AI Agent Security: Whose Responsibility Is It?

AI Agent Security: Whose Responsibility Is It?

Summary

Agentic AI is being adopted rapidly by organisations and platform vendors (think Microsoft, Salesforce). That speed brings security risk: agents can inadvertently access, expose or exfiltrate sensitive data when access controls, secrets handling and prompt hygiene aren’t enforced.

The article uses recent research (for example Noma’s discovery of the “ForcedLeak” vulnerability in Salesforce Agentforce) to show how agentic AI can leak CRM and other enterprise data. Experts quoted in the piece stress a shared-responsibility model: vendors must secure infrastructure and offer protective tools, while customers must control data access, apply guardrails and architect AI deployments securely. The consensus: vendor tools help but do not replace sound customer-side architecture, access control and user training.

Key Points

  • Agentic AI adoption is accelerating, but rapid rollouts often outpace security testing and controls.
  • Real-world flaws (e.g. “ForcedLeak”) demonstrate that agents can expose sensitive enterprise data via indirect prompt injection or improper access permissions.
  • Security is a shared responsibility: vendors secure infrastructure; customers must secure data, access controls and the AI deployment architecture.
  • Data used by agents typically resides in separate enterprise repositories — it’s the customer’s responsibility to govern who/what can retrieve it.
  • Vendor-provided protections (MFA, secrets scanning, DLP) are useful but can create a false sense of security if the customer’s architecture is weak.
  • User awareness, training and strict guardrails are essential because agents are non-human actors that can be given excessive privileges or used insecurely.
  • Fundamental fixes often require changes to customer-side architecture and access models, not just tooling inside the agent.

Context and Relevance

This article is important for security teams, cloud architects and decision-makers evaluating or deploying agentic AI. It sits at the intersection of cloud shared-responsibility debates and emerging AI risk management: vendors will ship more agent features, but customers must assume responsibility for data governance, permissions and secure integration.

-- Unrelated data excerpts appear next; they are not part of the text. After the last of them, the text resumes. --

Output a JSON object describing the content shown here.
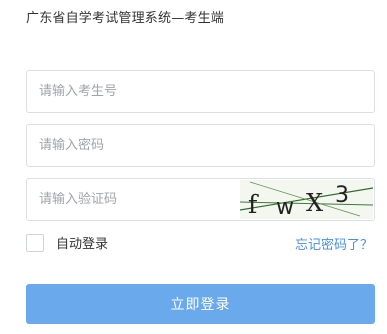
{
  "header": {
    "title": "广东省自学考试管理系统—考生端"
  },
  "form": {
    "exam_no": {
      "value": "",
      "placeholder": "请输入考生号"
    },
    "password": {
      "value": "",
      "placeholder": "请输入密码"
    },
    "captcha": {
      "value": "",
      "placeholder": "请输入验证码",
      "image_text": "fwX3"
    },
    "remember_label": "自动登录",
    "remember_checked": false,
    "forgot_label": "忘记密码了？",
    "submit_label": "立即登录"
  },
  "colors": {
    "accent": "#4a90e2",
    "button_bg": "#6aa9ec",
    "border": "#dcdfe6",
    "placeholder": "#a0a4ab"
  }
}
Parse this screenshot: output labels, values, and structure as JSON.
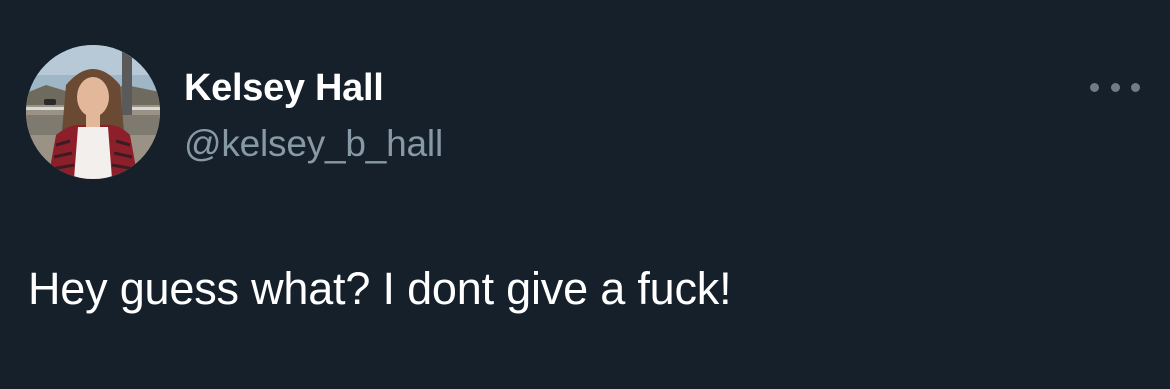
{
  "tweet": {
    "author": {
      "display_name": "Kelsey Hall",
      "handle": "@kelsey_b_hall",
      "avatar_icon": "profile-photo"
    },
    "more_icon": "more-options-icon",
    "text": "Hey guess what? I dont give a fuck!"
  },
  "colors": {
    "background": "#15202b",
    "name": "#ffffff",
    "handle": "#8899a6",
    "body_text": "#ffffff",
    "more_dots": "#6e7c88"
  }
}
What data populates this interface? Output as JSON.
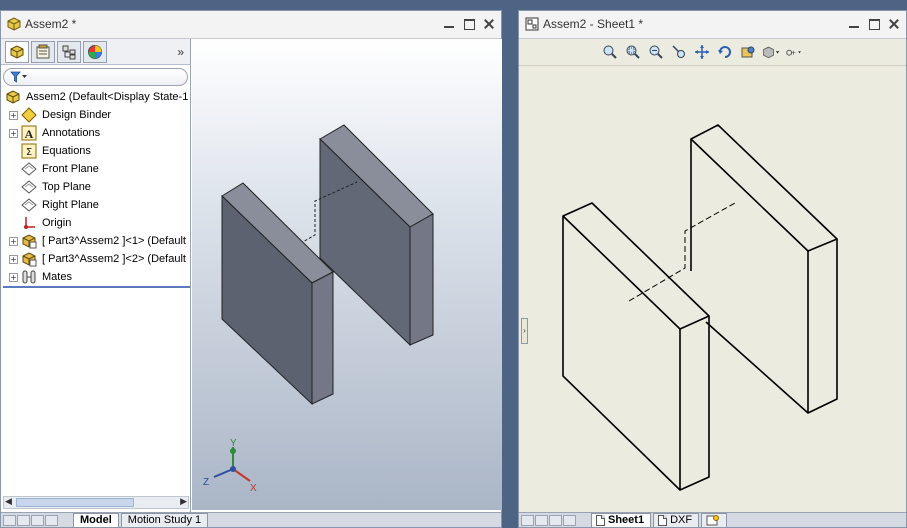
{
  "left_window": {
    "title": "Assem2 *",
    "feature_tree": {
      "root": "Assem2  (Default<Display State-1",
      "items": [
        {
          "label": "Design Binder",
          "icon": "design-binder-icon",
          "expandable": true
        },
        {
          "label": "Annotations",
          "icon": "annotations-icon",
          "expandable": true
        },
        {
          "label": "Equations",
          "icon": "equations-icon",
          "expandable": false
        },
        {
          "label": "Front Plane",
          "icon": "plane-icon",
          "expandable": false
        },
        {
          "label": "Top Plane",
          "icon": "plane-icon",
          "expandable": false
        },
        {
          "label": "Right Plane",
          "icon": "plane-icon",
          "expandable": false
        },
        {
          "label": "Origin",
          "icon": "origin-icon",
          "expandable": false
        },
        {
          "label": "[ Part3^Assem2 ]<1> (Default",
          "icon": "part-icon",
          "expandable": true
        },
        {
          "label": "[ Part3^Assem2 ]<2> (Default",
          "icon": "part-icon",
          "expandable": true
        },
        {
          "label": "Mates",
          "icon": "mates-icon",
          "expandable": true
        }
      ]
    },
    "bottom_tabs": [
      "Model",
      "Motion Study 1"
    ],
    "triad_labels": {
      "y": "Y",
      "z": "Z",
      "x": "X"
    },
    "tab_overflow": "»",
    "panel_handle": "‹"
  },
  "right_window": {
    "title": "Assem2 - Sheet1 *",
    "sheet_tabs": [
      "Sheet1",
      "DXF"
    ],
    "toolbar_icons": [
      "zoom-to-fit-icon",
      "zoom-to-area-icon",
      "zoom-in-out-icon",
      "zoom-to-selection-icon",
      "pan-icon",
      "rotate-icon",
      "3d-drawing-view-icon",
      "display-style-icon",
      "hide-show-icon"
    ],
    "panel_handle": "›"
  },
  "colors": {
    "desktop": "#4d6485",
    "sheet_background": "#ecebe0",
    "part_face_dark": "#5a5f6e",
    "part_face_light": "#787c8a",
    "part_face_top": "#8a8e9a",
    "triad_x": "#c0392b",
    "triad_y": "#2f8a3a",
    "triad_z": "#2c4f9e"
  }
}
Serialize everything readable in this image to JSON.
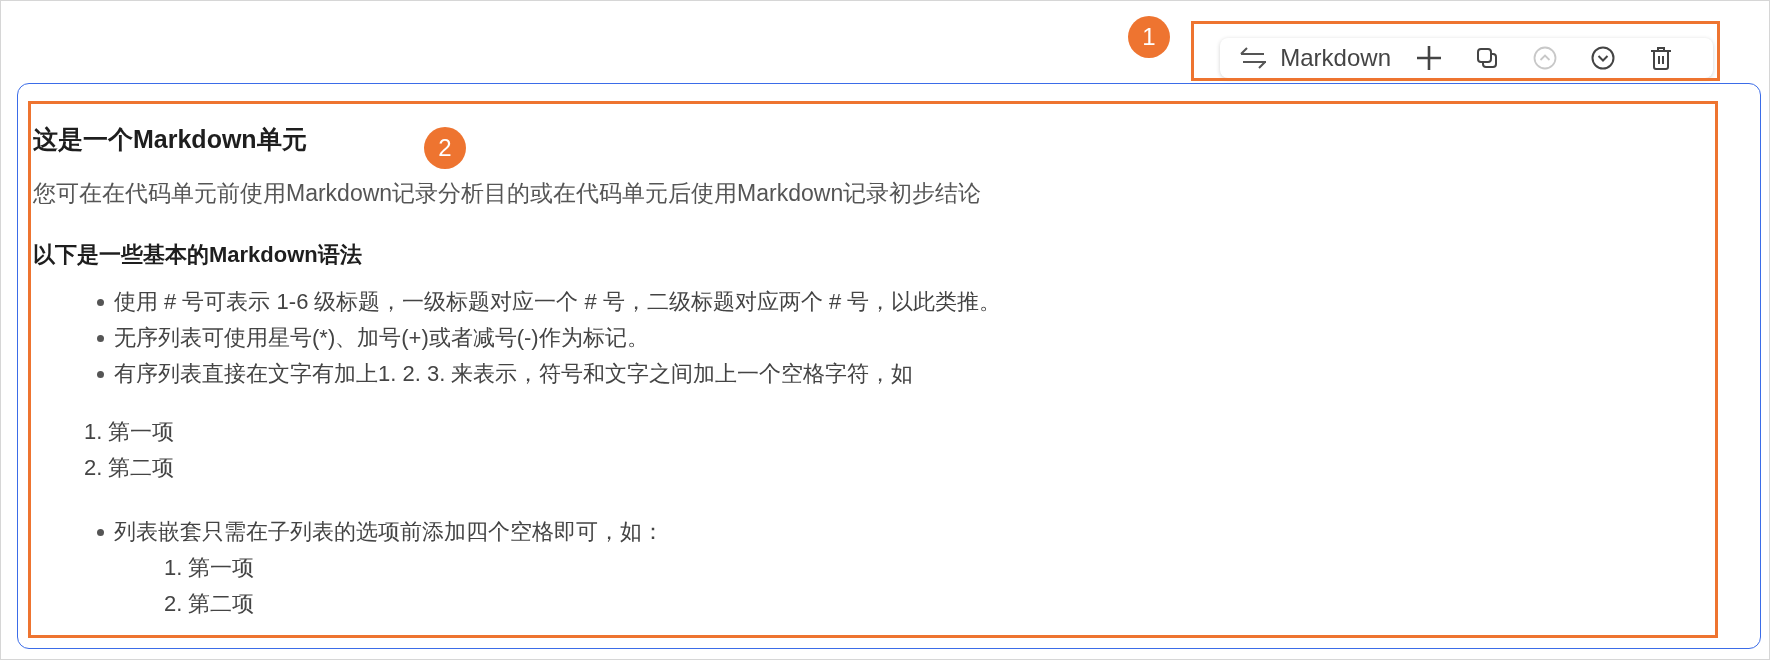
{
  "toolbar": {
    "cell_type": "Markdown",
    "buttons": [
      {
        "kind": "add",
        "disabled": false
      },
      {
        "kind": "copy",
        "disabled": false
      },
      {
        "kind": "move_up",
        "disabled": true
      },
      {
        "kind": "move_down",
        "disabled": false
      },
      {
        "kind": "delete",
        "disabled": false
      }
    ]
  },
  "annotations": [
    {
      "label": "1"
    },
    {
      "label": "2"
    }
  ],
  "cell": {
    "blocks": [
      {
        "kind": "heading",
        "text": "这是一个Markdown单元"
      },
      {
        "kind": "paragraph",
        "text": "您可在在代码单元前使用Markdown记录分析目的或在代码单元后使用Markdown记录初步结论"
      },
      {
        "kind": "subheading",
        "text": "以下是一些基本的Markdown语法"
      },
      {
        "kind": "bullets",
        "items": [
          {
            "text": "使用 # 号可表示 1-6 级标题，一级标题对应一个 # 号，二级标题对应两个 # 号，以此类推。"
          },
          {
            "text": "无序列表可使用星号(*)、加号(+)或者减号(-)作为标记。"
          },
          {
            "text": "有序列表直接在文字有加上1. 2. 3. 来表示，符号和文字之间加上一个空格字符，如"
          }
        ]
      },
      {
        "kind": "ordered",
        "items": [
          {
            "number": "1.",
            "text": "第一项"
          },
          {
            "number": "2.",
            "text": "第二项"
          }
        ]
      },
      {
        "kind": "bullets",
        "items": [
          {
            "text": "列表嵌套只需在子列表的选项前添加四个空格即可，如：",
            "children": [
              {
                "number": "1.",
                "text": "第一项"
              },
              {
                "number": "2.",
                "text": "第二项"
              }
            ]
          }
        ]
      }
    ]
  }
}
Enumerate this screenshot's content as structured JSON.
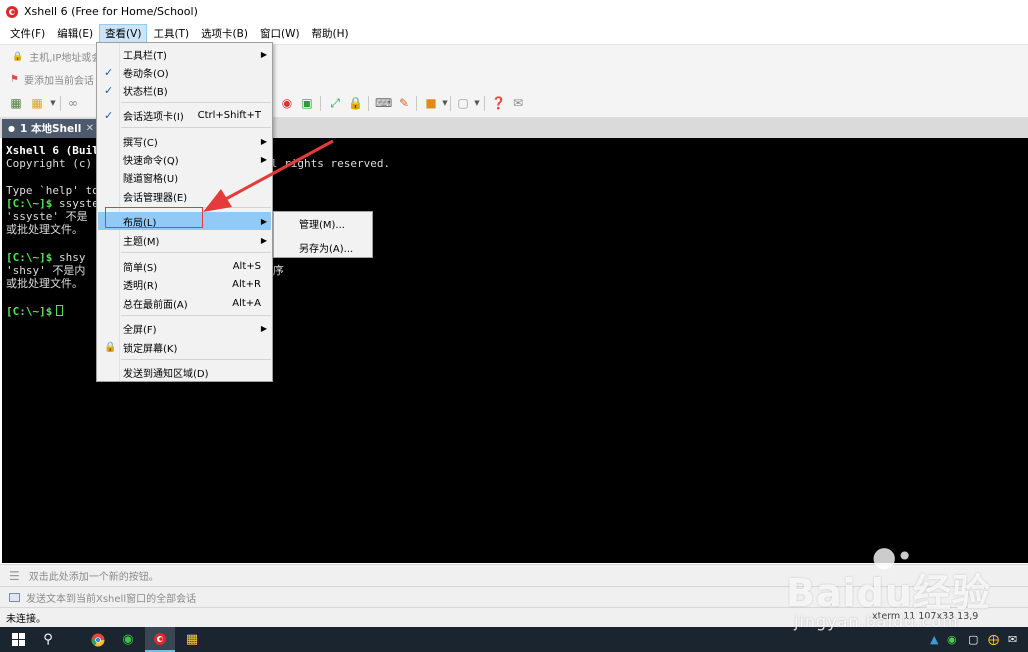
{
  "window": {
    "title": "Xshell 6 (Free for Home/School)"
  },
  "menubar": {
    "items": [
      {
        "label": "文件(F)"
      },
      {
        "label": "编辑(E)"
      },
      {
        "label": "查看(V)"
      },
      {
        "label": "工具(T)"
      },
      {
        "label": "选项卡(B)"
      },
      {
        "label": "窗口(W)"
      },
      {
        "label": "帮助(H)"
      }
    ]
  },
  "address_bar": {
    "placeholder": "主机,IP地址或会"
  },
  "links_bar": {
    "text": "要添加当前会话"
  },
  "tab": {
    "label": "1 本地Shell"
  },
  "terminal": {
    "lines": [
      {
        "prompt": "",
        "text": "Xshell 6 (Buil"
      },
      {
        "prompt": "",
        "text": "Copyright (c)                     nc. All rights reserved."
      },
      {
        "prompt": "",
        "text": ""
      },
      {
        "prompt": "",
        "text": "Type `help' to                   prompt."
      },
      {
        "prompt": "[C:\\~]$",
        "text": " ssyste"
      },
      {
        "prompt": "",
        "text": "'ssyste' 不是"
      },
      {
        "prompt": "",
        "text": "或批处理文件。"
      },
      {
        "prompt": "",
        "text": ""
      },
      {
        "prompt": "[C:\\~]$",
        "text": " shsy"
      },
      {
        "prompt": "",
        "text": "'shsy' 不是内                         的程序"
      },
      {
        "prompt": "",
        "text": "或批处理文件。"
      },
      {
        "prompt": "",
        "text": ""
      },
      {
        "prompt": "[C:\\~]$",
        "text": ""
      }
    ]
  },
  "view_menu": {
    "items": [
      {
        "label": "工具栏(T)",
        "shortcut": "",
        "submenu": true,
        "checked": false
      },
      {
        "label": "卷动条(O)",
        "shortcut": "",
        "submenu": false,
        "checked": true
      },
      {
        "label": "状态栏(B)",
        "shortcut": "",
        "submenu": false,
        "checked": true
      },
      {
        "label": "会话选项卡(I)",
        "shortcut": "Ctrl+Shift+T",
        "submenu": false,
        "checked": true
      },
      {
        "label": "撰写(C)",
        "shortcut": "",
        "submenu": true,
        "checked": false
      },
      {
        "label": "快速命令(Q)",
        "shortcut": "",
        "submenu": true,
        "checked": false
      },
      {
        "label": "隧道窗格(U)",
        "shortcut": "",
        "submenu": false,
        "checked": false
      },
      {
        "label": "会话管理器(E)",
        "shortcut": "",
        "submenu": false,
        "checked": false
      },
      {
        "label": "布局(L)",
        "shortcut": "",
        "submenu": true,
        "checked": false,
        "highlighted": true
      },
      {
        "label": "主题(M)",
        "shortcut": "",
        "submenu": true,
        "checked": false
      },
      {
        "label": "简单(S)",
        "shortcut": "Alt+S",
        "submenu": false,
        "checked": false
      },
      {
        "label": "透明(R)",
        "shortcut": "Alt+R",
        "submenu": false,
        "checked": false
      },
      {
        "label": "总在最前面(A)",
        "shortcut": "Alt+A",
        "submenu": false,
        "checked": false
      },
      {
        "label": "全屏(F)",
        "shortcut": "",
        "submenu": true,
        "checked": false
      },
      {
        "label": "锁定屏幕(K)",
        "shortcut": "",
        "submenu": false,
        "checked": false,
        "icon": "lock-icon"
      },
      {
        "label": "发送到通知区域(D)",
        "shortcut": "",
        "submenu": false,
        "checked": false
      }
    ]
  },
  "layout_submenu": {
    "items": [
      {
        "label": "管理(M)..."
      },
      {
        "label": "另存为(A)..."
      }
    ]
  },
  "quick_bar": {
    "text": "双击此处添加一个新的按钮。"
  },
  "compose_bar": {
    "text": "发送文本到当前Xshell窗口的全部会话"
  },
  "status_bar": {
    "left": "未连接。",
    "right": "xterm   11 107x33   13,9"
  },
  "watermark": {
    "logo": "Baidu经验",
    "url": "jingyan.baidu.com"
  },
  "colors": {
    "terminal_bg": "#000000",
    "prompt": "#55e455",
    "menu_highlight": "#91c9f7",
    "annotation": "#e53b3b",
    "tab_active": "#4d5a6e",
    "taskbar": "#1b2530"
  }
}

The piece reflects ongoing trends — more built-in platform agents, increased vendor attention to basic protections (MFA, scanning), and continued research showing novel attack surfaces (prompt injection, indirect data exfiltration). For anyone running or planning to run LLM-based agents in production, the article underlines why security-first deployment, clear ownership and architectural controls are non-negotiable.

Why should I read this?

Short version: if your organisation is even thinking about using AI agents, read this now — it saves you from two big mistakes: assuming the vendor will handle everything, or assuming the agent is harmless. The piece gives a clear, readable overview of the shared-responsibility traps, real exploit examples and practical areas to lock down (access control, secrets, MFA and architecture). It’s a quick heads-up that deploying agents without planning = risk.